Ok, I get it. Tiger Woods likes sex. He likes sex so much that he cheated on his wife. His hot, Swedish, supermodel wife may I add. He is a world renowned and uber-famous superathlete. The things he did were atrocious and wrong in every way, shape and form. But he’s a man, he made some mistakes, and he has apologized over and over again for being such a sorry excuse for a human being. There, that should be it.

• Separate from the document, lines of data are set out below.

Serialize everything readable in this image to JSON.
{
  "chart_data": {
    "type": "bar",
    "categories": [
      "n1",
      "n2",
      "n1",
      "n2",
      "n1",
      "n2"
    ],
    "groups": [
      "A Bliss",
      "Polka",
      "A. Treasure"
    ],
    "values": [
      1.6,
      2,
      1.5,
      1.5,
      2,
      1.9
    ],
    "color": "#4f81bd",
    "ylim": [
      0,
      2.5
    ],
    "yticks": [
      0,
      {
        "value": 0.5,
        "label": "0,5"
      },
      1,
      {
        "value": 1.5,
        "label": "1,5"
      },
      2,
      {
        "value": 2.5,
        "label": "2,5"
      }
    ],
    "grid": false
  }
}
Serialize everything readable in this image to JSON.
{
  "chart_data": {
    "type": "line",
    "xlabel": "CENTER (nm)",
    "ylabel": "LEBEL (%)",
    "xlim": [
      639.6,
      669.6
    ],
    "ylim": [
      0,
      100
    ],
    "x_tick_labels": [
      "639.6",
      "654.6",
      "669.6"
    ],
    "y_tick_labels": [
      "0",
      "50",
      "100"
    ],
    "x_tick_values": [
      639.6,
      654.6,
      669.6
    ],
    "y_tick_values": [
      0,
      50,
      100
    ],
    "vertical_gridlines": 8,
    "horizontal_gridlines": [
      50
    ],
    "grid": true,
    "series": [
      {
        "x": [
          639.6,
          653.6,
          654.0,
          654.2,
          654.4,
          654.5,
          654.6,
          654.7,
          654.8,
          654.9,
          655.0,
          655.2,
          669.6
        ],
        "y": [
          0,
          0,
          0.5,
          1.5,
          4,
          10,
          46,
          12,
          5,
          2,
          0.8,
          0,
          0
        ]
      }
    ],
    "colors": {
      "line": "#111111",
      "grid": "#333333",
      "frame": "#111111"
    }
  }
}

So why is Tiger holding a media conference in the press room at Augusta National Golf Club a few days before the Master’s Tournament begins? What else does the media possibly need from Tiger? The story is old. Seriously, Tiger’s downfall broke around Thanksgiving. Which by my calculations makes this story next to ancient. Tiger’s Sex Scandal has been over covered again and again since November, and each new attempt at reporting about the scandal becomes more and more dilapidated and worn out as the previous 9,000. It is over everyone. Just move on. We’re bordering on Brett Favre like coverage here. There was a point in time last year when I was seriously convinced that ESPN was going to create an entire channel for the Brett Favre Saga (channel 4, obviously, with hidden cameras following him around as he mowed lawn and went deer hunting while analysts at a desk zealously interpreted every decision he made as an implication about his playing status). I’d probably watch. Hell, I was pretty much doing it anyway whenever I watched Sportscenter.
Looks like a Tiger channel may be next. What a sad world we live in, when we are more interested in Tiger Woods sexual infidelities than we are about an NHL team that was inches from being sold to Canada that is now owned by the NHL and almost in 1st place in the West. Honestly, its annoying. Leave Tiger alone! Let him work through his issues without having to tell the media of the world what happens next, or how his wife reacted to the affairs. She was probably pissed, which explains the golf club to the face. I dread the day the Masters become a media frenzy about some off the course mistakes one man made. Granted, he IS the face of golf, but the Masters is the tournament of the year. Let Tiger out of the hot seat. Remember all the other golfers that take to the tee in early April. Remember that sports are about what happens on the field of competition, not always about what happens in the personal lives of the athletes. Enough is enough.